A Garden

We walked to the store marked “Seafood” and placed our order. Eve swiped her wrist to pay and we all gathered under a large outdoor pavilion furnished with hundreds of tables. Families and couples were scattered about so we sat near the edge, far enough away that our conversation couldn’t be easily overheard, and ate.

“This shrimp is so good.” Eve wiped her face. “I was famished.”

“I read in history that people used to actually go hungry.” david spoke through small mounds of mush. “Centuries ago. There wasn’t enough food or something. Can you imagine? Being hungry and not having any food?” He shuddered at the thought.

“Can I try some of that?” Lina had ordered smoked fish, but looked curiously at my fried shrimp.

“It’s just mashed potatoes,” I said. She laughed—the birthday prank had been her idea—and stood up to slap my arm with the back of her hand before stealing a shrimp off my plate.

“Wow, this is actually really good.” Her mouth full, she grabbed another.

“Stop doing that.” david’s voice was stern. I looked at him in surprise. “don’t share. Just…stop, you’re gonna get us in trouble.”

“In trouble with who? The food police?” “No. Just the regular police.”

“Why can’t—”

“Just drop it.”

Lina sighed and put back the shrimp she had stolen off my plate.

“Good.” I grinned, trying to play it off. “I didn’t want to have to stab you in the hand with my fork if you tried to steal my food again.” Lina rolled her eyes. “You could try. I’m fast as lightning.” She moved her hand rapidly in front of my face to demonstrate her powers.

“I’m like a shrimp ninja.” I laughed and brushed her away.

“You know what sounds good right now? Grilled squash and jalapeños. Fresh picked.” Lina wrinkled her nose as I knew she would, and I chuckled. She never could stand squash.

“That sounds disgusting. You know what sounds good? Fresh strawberries.” She looked at the food on her plate with a scowl as if it suddenly didn’t meet her standards. Then she remembered herself, smiled, and said loudly, “But this food is amazing!”

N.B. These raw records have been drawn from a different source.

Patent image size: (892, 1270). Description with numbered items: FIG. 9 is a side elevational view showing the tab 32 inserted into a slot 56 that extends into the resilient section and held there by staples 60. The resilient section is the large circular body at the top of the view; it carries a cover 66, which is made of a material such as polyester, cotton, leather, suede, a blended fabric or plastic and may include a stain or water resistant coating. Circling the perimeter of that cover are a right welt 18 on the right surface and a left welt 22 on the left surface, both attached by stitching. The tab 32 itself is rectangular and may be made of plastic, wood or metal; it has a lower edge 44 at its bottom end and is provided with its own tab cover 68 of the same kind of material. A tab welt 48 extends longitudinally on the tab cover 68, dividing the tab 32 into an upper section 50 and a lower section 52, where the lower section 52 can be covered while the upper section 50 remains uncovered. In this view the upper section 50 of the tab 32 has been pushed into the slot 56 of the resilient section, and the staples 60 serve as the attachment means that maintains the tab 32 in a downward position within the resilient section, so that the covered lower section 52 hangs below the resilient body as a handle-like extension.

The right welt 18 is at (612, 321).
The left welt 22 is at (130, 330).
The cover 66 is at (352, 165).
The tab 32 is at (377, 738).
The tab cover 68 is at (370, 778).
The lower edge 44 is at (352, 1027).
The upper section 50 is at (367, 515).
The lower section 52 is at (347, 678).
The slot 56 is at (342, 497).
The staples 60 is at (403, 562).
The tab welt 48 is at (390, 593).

“Fresh strawberries?” Eve creased her forehead. “Where do you get fresh strawberries?”

For once I got to raise an eyebrow at her. I remembered, however, what happened the last time I used this word, and whispered so only the four of us could hear. “A garden.”

David’s head shot up to stare at me. Eve coughed and dug in her food. Lina frowned as she looked from one to the other. I rolled my eyes. I was sick of innocuous words eliciting absurd reactions.

“Someone explain,” I sighed. I rubbed my temple with my fingers. I was getting a headache.

“We’re not allowed gardens.” Eve’s words trembled. “Please stop talking about it. Someone might hear.”

I looked around, arms outstretched at the empty spaces around us. “Who’s gonna hear?” I was whispering, but it was loud. “And why can’t I have a garden? Why can’t I just say the word ‘garden’?”

Eve took a deep breath. “Just…keep your voice down, okay?” I propped my head on my fingers and sighed. This charade was getting old. “The government is in charge of all the food. They just want to make sure we’re healthy and get enough to eat. There was some bad seed a long time ago and a bunch of people got sick.”

“Bad seed? That’s not a thing.”

“I don’t remember exactly, I don’t like history class. They grow the crops so we don’t have to. It’s easier. Safer. No one gets hurt. They’re worried about people having their own gardens. They don’t want bad seed to spread. Or something.”

“I grew crops my entire life. We never got sick from it.”

“I don’t know, Zay.” My name was sour on her lips. “It’s just easier this way. Them growing everything.”


She looked at me as if the question had never occurred to her and she couldn’t believe it would ever occur to me. “Why not? You’re eating. It’s healthy. You’re not hungry. No one’s hungry. Why does it matter?”

I didn’t know how to put into words the feeling of watching a tomato plant go from seed to stalk. Of checking every day to see how big it is, picking it just as it’s ripe, cutting it up, building a fire and grilling it. There’s no word to describe the almost supernatural fresh taste of a wild banana. I stared at her for a moment, but sighed and shook my head. There was no way to explain what she was missing. Because she was right. She wasn’t hungry. Everyone was healthy. The food was good. Meals were easy. Why would anyone want it to change?